The paintings of contemporary artist Kehinde Wiley, the subject of an exhibition currently up at the Brooklyn Museum, look simultaneously old and brand new. He borrows heroic poses from art history titans like Jacques-Louis David and Peter Paul Rubens and recreates them with people of color wearing vibrant clothes, carrying swords, or riding horses, often set against flat backgrounds that mimic colorful textiles.

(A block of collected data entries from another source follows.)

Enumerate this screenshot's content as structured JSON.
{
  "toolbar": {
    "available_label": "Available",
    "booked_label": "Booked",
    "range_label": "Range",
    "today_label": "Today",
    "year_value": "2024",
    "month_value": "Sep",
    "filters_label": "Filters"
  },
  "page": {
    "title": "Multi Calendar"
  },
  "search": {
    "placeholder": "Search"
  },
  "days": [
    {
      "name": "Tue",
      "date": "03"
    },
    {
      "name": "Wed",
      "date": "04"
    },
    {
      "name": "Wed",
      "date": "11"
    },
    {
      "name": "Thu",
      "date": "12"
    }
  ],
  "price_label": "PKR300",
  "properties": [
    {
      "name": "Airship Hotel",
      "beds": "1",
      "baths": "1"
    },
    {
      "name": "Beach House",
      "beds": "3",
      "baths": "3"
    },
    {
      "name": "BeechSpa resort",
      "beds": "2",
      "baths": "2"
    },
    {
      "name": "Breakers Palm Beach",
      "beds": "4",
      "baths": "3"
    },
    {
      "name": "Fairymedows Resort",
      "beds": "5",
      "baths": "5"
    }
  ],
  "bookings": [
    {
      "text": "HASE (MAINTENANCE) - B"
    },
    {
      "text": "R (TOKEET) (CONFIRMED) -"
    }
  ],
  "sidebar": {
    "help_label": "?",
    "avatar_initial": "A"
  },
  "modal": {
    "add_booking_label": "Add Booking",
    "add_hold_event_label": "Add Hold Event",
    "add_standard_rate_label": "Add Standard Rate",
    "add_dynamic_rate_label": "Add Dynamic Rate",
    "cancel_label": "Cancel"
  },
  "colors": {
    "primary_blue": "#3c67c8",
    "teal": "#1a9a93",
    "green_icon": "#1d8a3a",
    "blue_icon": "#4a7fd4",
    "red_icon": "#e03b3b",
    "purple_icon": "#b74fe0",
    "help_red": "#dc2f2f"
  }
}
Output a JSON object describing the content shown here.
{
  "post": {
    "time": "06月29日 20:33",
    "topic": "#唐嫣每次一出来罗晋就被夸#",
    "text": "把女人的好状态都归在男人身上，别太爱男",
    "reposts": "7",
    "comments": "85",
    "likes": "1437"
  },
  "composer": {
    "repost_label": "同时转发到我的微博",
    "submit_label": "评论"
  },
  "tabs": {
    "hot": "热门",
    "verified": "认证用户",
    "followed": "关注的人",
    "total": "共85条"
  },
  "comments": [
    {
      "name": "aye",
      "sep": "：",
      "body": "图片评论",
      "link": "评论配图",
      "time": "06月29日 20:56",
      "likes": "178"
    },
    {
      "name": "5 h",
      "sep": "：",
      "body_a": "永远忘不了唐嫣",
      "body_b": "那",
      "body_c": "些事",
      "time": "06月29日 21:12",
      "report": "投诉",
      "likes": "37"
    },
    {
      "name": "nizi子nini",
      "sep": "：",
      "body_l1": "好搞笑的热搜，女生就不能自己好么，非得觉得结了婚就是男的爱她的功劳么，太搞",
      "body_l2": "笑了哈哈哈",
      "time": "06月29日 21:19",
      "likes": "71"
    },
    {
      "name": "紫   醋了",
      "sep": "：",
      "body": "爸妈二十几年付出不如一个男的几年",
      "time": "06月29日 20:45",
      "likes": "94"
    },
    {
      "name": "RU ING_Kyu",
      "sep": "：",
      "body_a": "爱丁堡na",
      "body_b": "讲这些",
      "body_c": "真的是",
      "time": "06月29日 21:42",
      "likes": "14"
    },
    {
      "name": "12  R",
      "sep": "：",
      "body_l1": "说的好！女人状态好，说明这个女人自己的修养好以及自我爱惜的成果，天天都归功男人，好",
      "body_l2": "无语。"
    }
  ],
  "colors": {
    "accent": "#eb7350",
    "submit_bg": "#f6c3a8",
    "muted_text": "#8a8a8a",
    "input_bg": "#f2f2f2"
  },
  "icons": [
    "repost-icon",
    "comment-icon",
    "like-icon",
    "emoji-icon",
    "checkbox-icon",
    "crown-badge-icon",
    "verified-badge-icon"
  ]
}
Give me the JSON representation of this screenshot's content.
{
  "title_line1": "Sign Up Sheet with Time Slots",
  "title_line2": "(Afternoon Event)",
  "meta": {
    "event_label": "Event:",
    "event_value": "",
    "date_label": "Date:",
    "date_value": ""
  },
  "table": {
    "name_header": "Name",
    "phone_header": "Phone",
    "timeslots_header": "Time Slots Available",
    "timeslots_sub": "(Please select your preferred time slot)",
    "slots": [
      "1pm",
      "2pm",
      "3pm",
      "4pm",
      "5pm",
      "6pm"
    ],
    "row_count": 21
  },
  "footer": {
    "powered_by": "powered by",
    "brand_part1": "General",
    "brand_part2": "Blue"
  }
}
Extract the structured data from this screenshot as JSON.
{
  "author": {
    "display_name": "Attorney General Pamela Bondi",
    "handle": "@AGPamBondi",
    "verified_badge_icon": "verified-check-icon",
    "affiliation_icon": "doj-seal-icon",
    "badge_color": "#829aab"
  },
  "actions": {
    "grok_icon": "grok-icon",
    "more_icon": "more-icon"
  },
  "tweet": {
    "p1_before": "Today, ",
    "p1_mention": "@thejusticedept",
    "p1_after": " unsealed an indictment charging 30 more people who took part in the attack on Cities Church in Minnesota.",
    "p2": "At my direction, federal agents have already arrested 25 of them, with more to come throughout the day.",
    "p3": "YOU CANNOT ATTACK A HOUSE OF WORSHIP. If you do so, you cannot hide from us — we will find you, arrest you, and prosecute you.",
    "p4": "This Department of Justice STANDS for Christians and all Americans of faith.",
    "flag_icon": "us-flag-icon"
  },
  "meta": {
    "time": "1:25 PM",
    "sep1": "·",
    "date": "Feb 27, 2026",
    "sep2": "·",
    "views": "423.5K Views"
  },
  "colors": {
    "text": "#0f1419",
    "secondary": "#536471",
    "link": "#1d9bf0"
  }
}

Since 2000, Wiley has created a body of work that reflects wryly on the whiteness of art history.
Originally, Wiley found his models walking along the street outside the Studio Museum in Harlem, where hewas an artist-in-residence. "I was very interested in people who had an alpha-male presence, a sense of charisma and personal style," Wiley says. That charisma echoed the confidence that Wiley recalled from heroic paintings like David's "Napoleon Crossing the Alps.""So much of the history of painting is the propaganda of self-aggrandizement," Wiley tells Kurt Andersen. Producers at VH1 picked up on that theme in his work and asked him to paint the portraits of contemporary royalty --- musicians like Grandmaster Flash, LL Cool J, Salt-N-Pepa, Ice-T.
Wiley's earliest experience in the art world came as a kid growing up in Los Angeles, on visits to the Huntington Library. "There's a large collection of British portraiture," he tells Kurt. "That was really impactful for me, because of all the pomp and circumstance." What Wiley didn't see were other people like him --- either as museum visitors or as subjects of portraits. "By and large, when I went to the great museums of California, there weren't people who looked like me. By and large, I was the black kid." Through his monumental paintings, he's beginning to correct that imbalance.
"Kehinde Wiley: A New Republic," a mid-career retrospective of Wiley's work, is currently on view at the Brooklyn Museum.